Sorting: the Swap, Selection Sort, and Insertion Sort
Where you are: Week 0 review > Sorting
Try This First
To exchange xs[i] and xs[j], a classmate writes xs[i] = xs[j]; xs[j] = xs[i];. Decide what goes wrong before reading on.
Reveal
The first line overwrites xs[i], so both slots end up holding the original xs[j], and the original xs[i] value is lost. A correct swap needs a temporary: int t = xs[i]; xs[i] = xs[j]; xs[j] = t;.
Before You Start
Check each box you can do from memory. A box you cannot check yet is not a problem; it points you to a quick refresher, not a grade.
See also: Searching an Array: Linear and Binary
Not sure? Take the 60-second self-check.
Try each from memory, then read the answer under it.
- How does a linear search look for a value? It checks each element in turn until it finds the value or runs out.

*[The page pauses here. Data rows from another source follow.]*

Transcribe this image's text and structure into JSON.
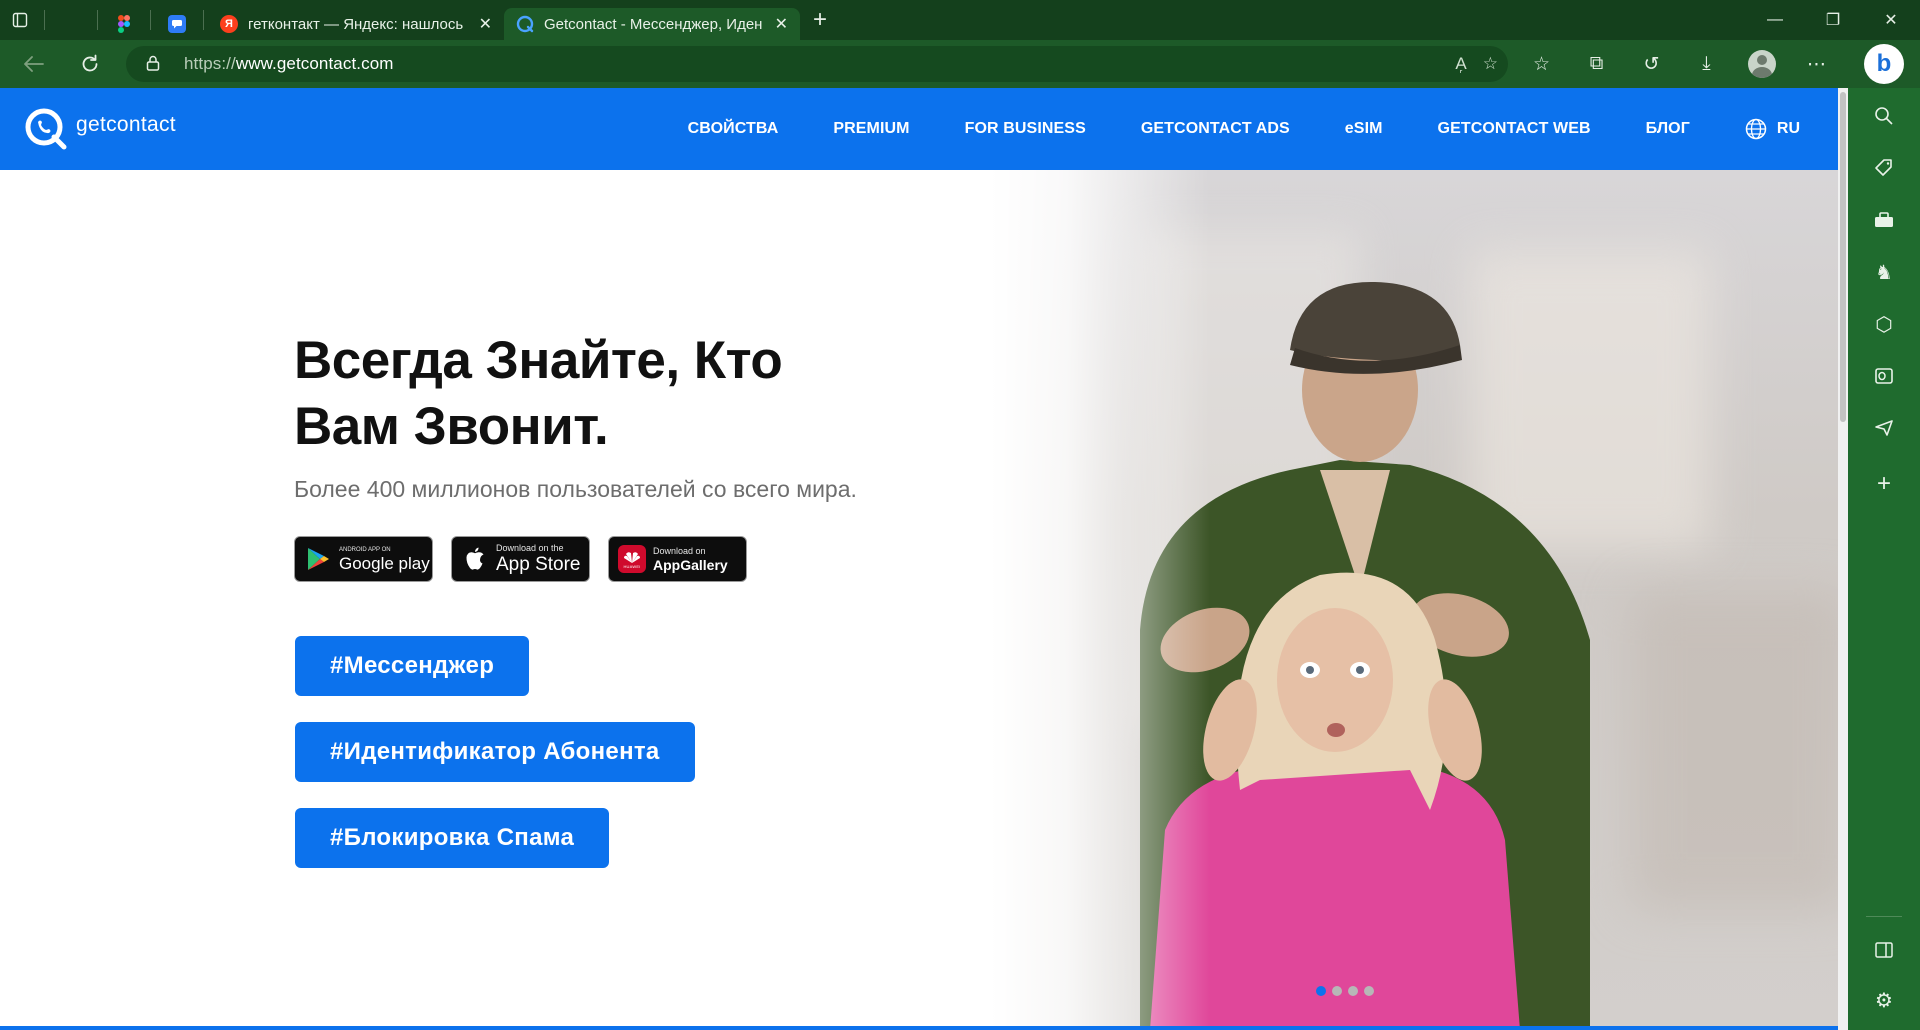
{
  "browser": {
    "tabs": [
      {
        "title": "",
        "favicon": "blank-tab"
      },
      {
        "title": "",
        "favicon": "figma-icon"
      },
      {
        "title": "",
        "favicon": "messages-icon"
      },
      {
        "title": "гетконтакт — Яндекс: нашлось",
        "favicon": "yandex-icon"
      },
      {
        "title": "Getcontact - Мессенджер, Иден",
        "favicon": "getcontact-icon",
        "active": true
      }
    ],
    "address": {
      "protocol": "https://",
      "host": "www.getcontact.com"
    },
    "accent_color": "#14401c"
  },
  "site": {
    "brand": "getcontact",
    "brand_color": "#0c72ed",
    "menu": [
      "СВОЙСТВА",
      "PREMIUM",
      "FOR BUSINESS",
      "GETCONTACT ADS",
      "eSIM",
      "GETCONTACT WEB",
      "БЛОГ"
    ],
    "language": "RU",
    "hero": {
      "title_line1": "Всегда Знайте, Кто",
      "title_line2": "Вам Звонит.",
      "subtitle": "Более 400 миллионов пользователей со всего мира."
    },
    "stores": {
      "google": {
        "small": "ANDROID APP ON",
        "big": "Google play"
      },
      "apple": {
        "small": "Download on the",
        "big": "App Store"
      },
      "huawei": {
        "small": "Download on",
        "big": "AppGallery",
        "badge": "HUAWEI"
      }
    },
    "tags": [
      "#Мессенджер",
      "#Идентификатор Абонента",
      "#Блокировка Спама"
    ],
    "carousel": {
      "slides": 4,
      "active": 1
    }
  }
}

- What must be true of an array before a binary search works? It must already be sorted.
What You Need To Walk In With
Walk into the next class able to state these:
- Swapping two slots takes three statements with a temporary. A two-statement swap loses one value.
- Selection sort tracks the index of the minimum of the unsorted part, then makes one swap per pass.
- Insertion sort shifts larger elements right and inserts the current value into the gap; it must save the current value before shifting, or that value is overwritten.
You should be able to: write the three-statement swap, and trace selection or insertion sort pass by pass.
How It Works
First time seeing array index notation? Open for a 20-second refresher.
An array is a fixed-length sequence of values, all the same type. You read or write a single value using its position number (the index), starting at 0: xs[0] is the first slot, xs[1] is the second, and so on. See Arrays and Accumulator Patterns for the full lesson.
The three-statement swap
int t = xs[i];
xs[i] = xs[j];
xs[j] = t;
The temporary holds the first value while the assignment overwrites it, so nothing is lost. Every sort that exchanges elements is built on this.
Selection sort
Find the index of the smallest element in the unsorted part, then swap it into place. One swap per pass:
for (int i = 0; i < xs.length - 1; i++) {
int minIdx = i;
for (int j = i + 1; j < xs.length; j++) {
if (xs[j] < xs[minIdx]) { minIdx = j; }
}
int t = xs[i]; xs[i] = xs[minIdx]; xs[minIdx] = t;
}
Track the index minIdx, not the value. The index says which slot to swap; the value alone does not, and looking the value back up fails on duplicates.
Insertion sort
Take each element and slide it left past larger neighbors into its place:
for (int i = 1; i < xs.length; i++) {
int current = xs[i]; // save before shifting
int j = i - 1;
while (j >= 0 && xs[j] > current) {
xs[j + 1] = xs[j]; // shift right
j = j - 1;
}
xs[j + 1] = current; // drop into the gap
}
Saving current first matters: the first shift writes into position i, which would overwrite the value being inserted.
Worked Example: Predict, Then Check
int[] xs = {3, 1, 2};
// selection sort, pass i=0: smallest of {3,1,2} is at index 1 -> swap xs[0], xs[1]
Predict the array after the first selection-sort pass.
Reveal
{1, 3, 2}. The smallest value (1, at index 1) swaps into index 0. The next pass orders the rest into {1, 2, 3}.
A Common Mistake
Tracking the minimum value instead of its index breaks selection sort. The value does not say which slot to pull from, and a second pass to find the slot fails on duplicates by matching the wrong occurrence. Track minIdx and swap by index. (Source: BJP (Reges and Stepp), Ch 13.)
Go Deeper (optional)
For the curious: both sorts are correct but slow, taking on the order of n squared comparisons for n elements, because each builds the order one element at a time. The library Arrays.sort uses faster methods (on the order of n times the logarithm of n). Writing these two by hand first makes the faster algorithms, and why they are faster, easier to understand later.
Check Yourself
Close the notes and answer each one from memory, then reveal it. Pulling an idea back from memory is one of the strongest ways to make it stick.
Check your understanding
xs[i] = xs[j]; xs[j] = xs[i]; What goes wrong?
Why must selection sort track the index of the minimum, not the value?
In insertion sort, why save current before shifting?
Selection sort on {3, 1, 2}, first pass. What is the array after the pass?